At the start of 2024, the real was trading at $1:4.85. But the exchange rate stood at $1:5.69 on Wednesday, a depreciation of nearly 15%.
On Wednesday, Copom joined the chorus of voices asking for stricter fiscal policy, arguing that to stop the real losing ground it is necessary a “credible fiscal policy committed to debt sustainability, with the presentation and execution of structural measures” in the public accounts.
The Brazilian cabinet is reportedly working against the clock this week on those measures, and Finance Minister Fernando Haddad even cancelled an official trip to Europe this week to focus on this.
“The perception of agents [in the market] about the fiscal scenario has significantly impacted asset prices and expectations, especially the risk premium and the exchange rate. [A credible fiscal policy] will contribute to the anchoring of inflation expectations and to the reduction in the risk premia of financial assets, therefore impacting monetary policy.”
Analysts at Capital Economics on Wednesday also highlighted the diplomatic but very clear request from the central bank to the government – without stricter fiscal policies aiming to reduce the deficit, investors will continue making the central bank’s work on inflation harder as they bet against Brazilian assets, including its currency.
“[The hike] has more to do with the domestic macro backdrop and shoring up monetary policy credibility than a response to the market fallout following Trump’s victory … [Copom’s] Concerns will have only been amplified by recent data and developments, with the accompanying statement reiterating that ‘economic activity and labor market continues to exhibit strength’,” the analysts said.

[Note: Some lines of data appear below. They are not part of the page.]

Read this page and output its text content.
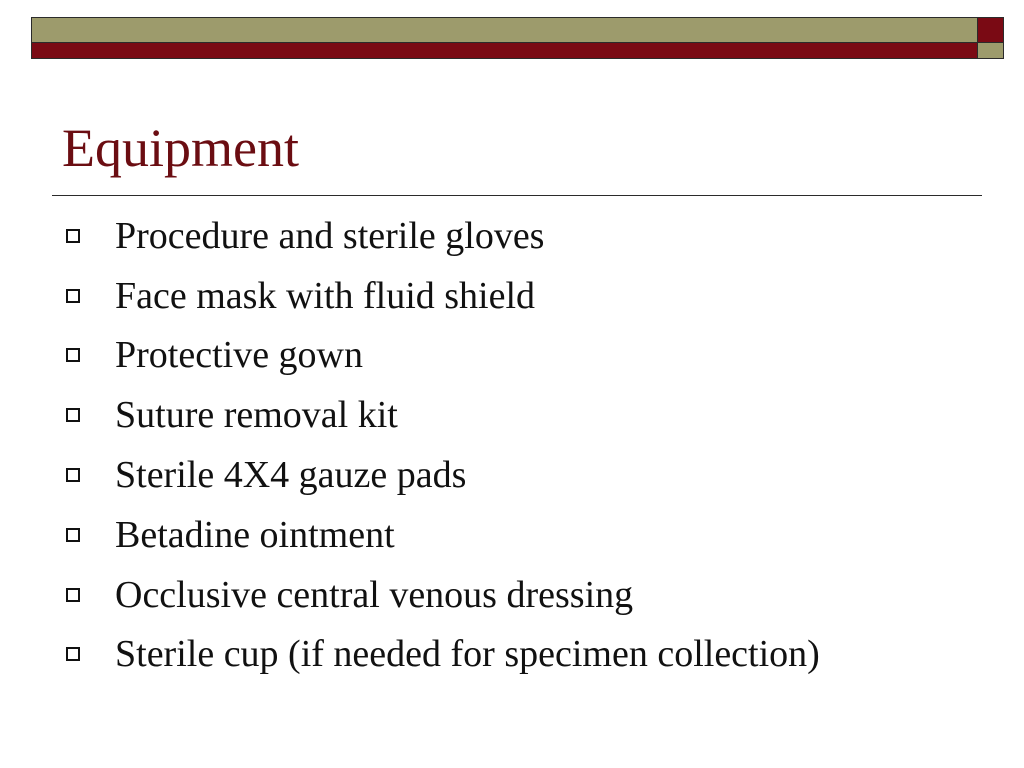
Equipment
Procedure and sterile gloves
Face mask with fluid shield
Protective gown
Suture removal kit
Sterile 4X4 gauze pads
Betadine ointment
Occlusive central venous dressing
Sterile cup (if needed for specimen collection)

“Alongside all of this, Copom members are probably also feeling compelled to tighten policy in order to shore up their credibility amid investor concerns about politicization of monetary policy. This strikes at an important point – the central bank is responding to Brazil-specific factors rather than the financial market fallout from Trump’s victory, especially given that the real is up by around 1% against the dollar today [6 November].”
Capital Economics said Copom’s intention to raise rates further if necessary is likely to become a reality in coming months, expecting the Selic to rise further by 75bps more to reach 12% in early 2025.
“That said, the risks are skewed to the upside, particularly if the government fails to soothe investors’ concerns about the fiscal position.” they concluded.